Полный гражданин — это тот, кто имеет право избираться в Городское собрание и голосовать за членов Законодательной палаты и мэра города, а также занимать высшие административные должности. Есть разные способы стать полным гражданином: можно ежегодно платить налоги на определенную сумму, можно получить научную степень или занять должность профессора в университете, можно дослужиться до офицера флота и выйти в отставку (действующие военные не голосуют), можно десять лет отработать учителем в школе — всего не перечислишь, там разные условия, но все довольно сложные. На них любили заваливать на экзаменах по отечественному праву. Например, полными гражданами становятся родители, если у них самих высшего образования нет, а двое и больше детей его получили (или один ребенок, если родитель тоже один), но при этом дети не должны возражать. О последнем условии многих из моих однокашников забывали.
Шеф, как нетрудно догадаться, полный гражданин: он владеет домом и из своего кармана платит зарплату трем людям — Антонине, Прохору и мне, не считая приходящей прислуги. Налогов со всего этого вполне достаточно, чтобы обеспечить его статус.
А пока человек не стал даже неполным гражданином, отношение к нему предвзятое.

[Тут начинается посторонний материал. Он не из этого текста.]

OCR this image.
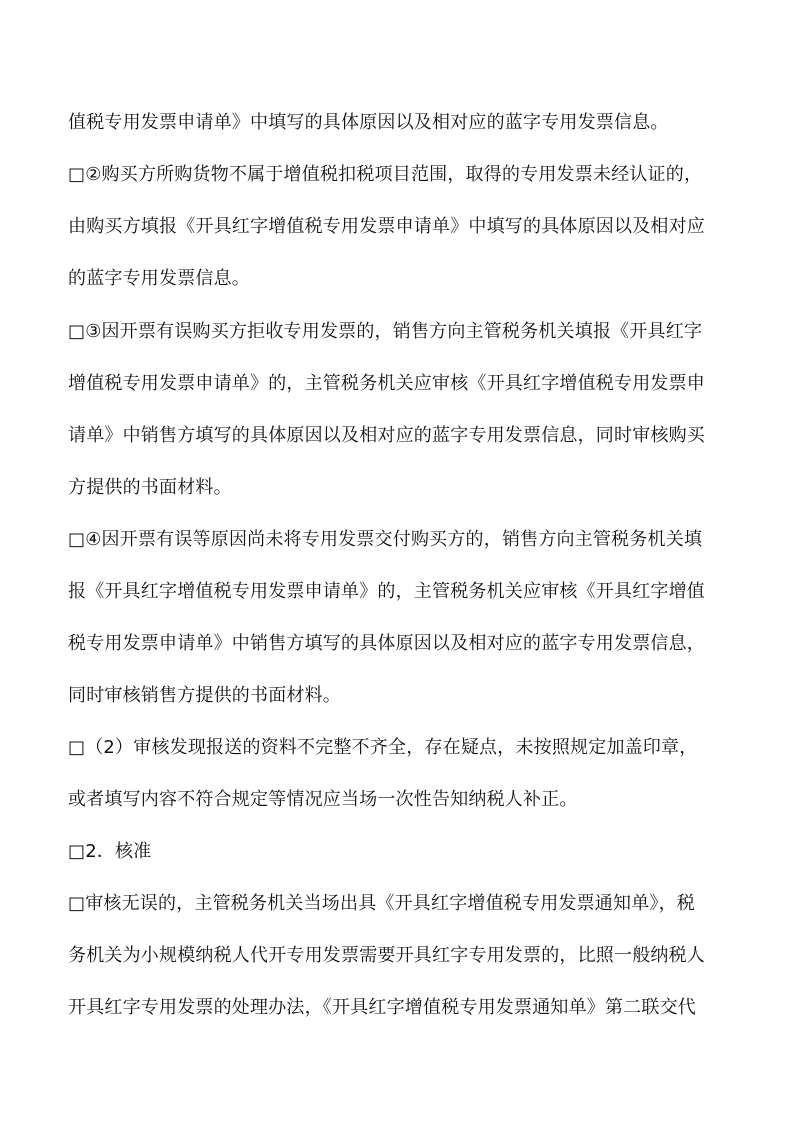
值税专用发票申请单》中填写的具体原因以及相对应的蓝字专用发票信息。
□②购买方所购货物不属于增值税扣税项目范围，取得的专用发票未经认证的，
由购买方填报《开具红字增值税专用发票申请单》中填写的具体原因以及相对应
的蓝字专用发票信息。
□③因开票有误购买方拒收专用发票的，销售方向主管税务机关填报《开具红字
增值税专用发票申请单》的，主管税务机关应审核《开具红字增值税专用发票申
请单》中销售方填写的具体原因以及相对应的蓝字专用发票信息，同时审核购买
方提供的书面材料。
□④因开票有误等原因尚未将专用发票交付购买方的，销售方向主管税务机关填
报《开具红字增值税专用发票申请单》的，主管税务机关应审核《开具红字增值
税专用发票申请单》中销售方填写的具体原因以及相对应的蓝字专用发票信息，
同时审核销售方提供的书面材料。
□（2）审核发现报送的资料不完整不齐全，存在疑点，未按照规定加盖印章，
或者填写内容不符合规定等情况应当场一次性告知纳税人补正。
□2．核准
□审核无误的，主管税务机关当场出具《开具红字增值税专用发票通知单》，税
务机关为小规模纳税人代开专用发票需要开具红字专用发票的，比照一般纳税人
开具红字专用发票的处理办法，《开具红字增值税专用发票通知单》第二联交代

Не факт, что его даже возьмут слугой в приличный дом — если, конечно, речь не идет о каком-нибудь модном дворецком, специально нанятом в другой стране, или гувернантке со знанием нескольких языков.
— Ах, Дима, опять ты уступаешь предубеждениям, — укорил его шеф.
— Ты сколько угодно можешь выступать за свою либеральную программу, а я тебе скажу — большую часть преступлений в нашем городе совершают иммигранты и дети иммигрантов!
— И бездомные воришки-генмоды, — фыркнул шеф, — но генмодов же ты сейчас не подозреваешь.
— Были бы признаки, подозревал бы, — буркнул Пастухов.
И тут я сообразила наконец, что шеф имел в виду раньше! Да, конечно, у многих генмодов получается устроиться на должности, которые требуют образования, и заработать себе на хлеб таким образом. Но выучиться непросто даже в нашем городе, где гимназическое и приравненное к нему образование бесплатно для всех, а в высших учебных заведениях можно попасть на место со стипендией. Что делать тем, кому не повезло или кто на это не способен, а соглашаться на роль домашнего любимца не хочет или не может (я допускаю, что есть люди, которые возьмут в домашние любимцы, допустим, козла, но мне такие не встречались)?
Человек в такой ситуации может пойти в услужение или наняться для работы руками. У большинства генмодов нет рук (исключение — те же еноты), поэтому они без вариантов становятся ворами или пытаются заработать всякими сомнительными делами, вроде «кошачьего массажа». Шеф намекал мне, что в некоторых таких массажных творится нечто вовсе неудобоваримое!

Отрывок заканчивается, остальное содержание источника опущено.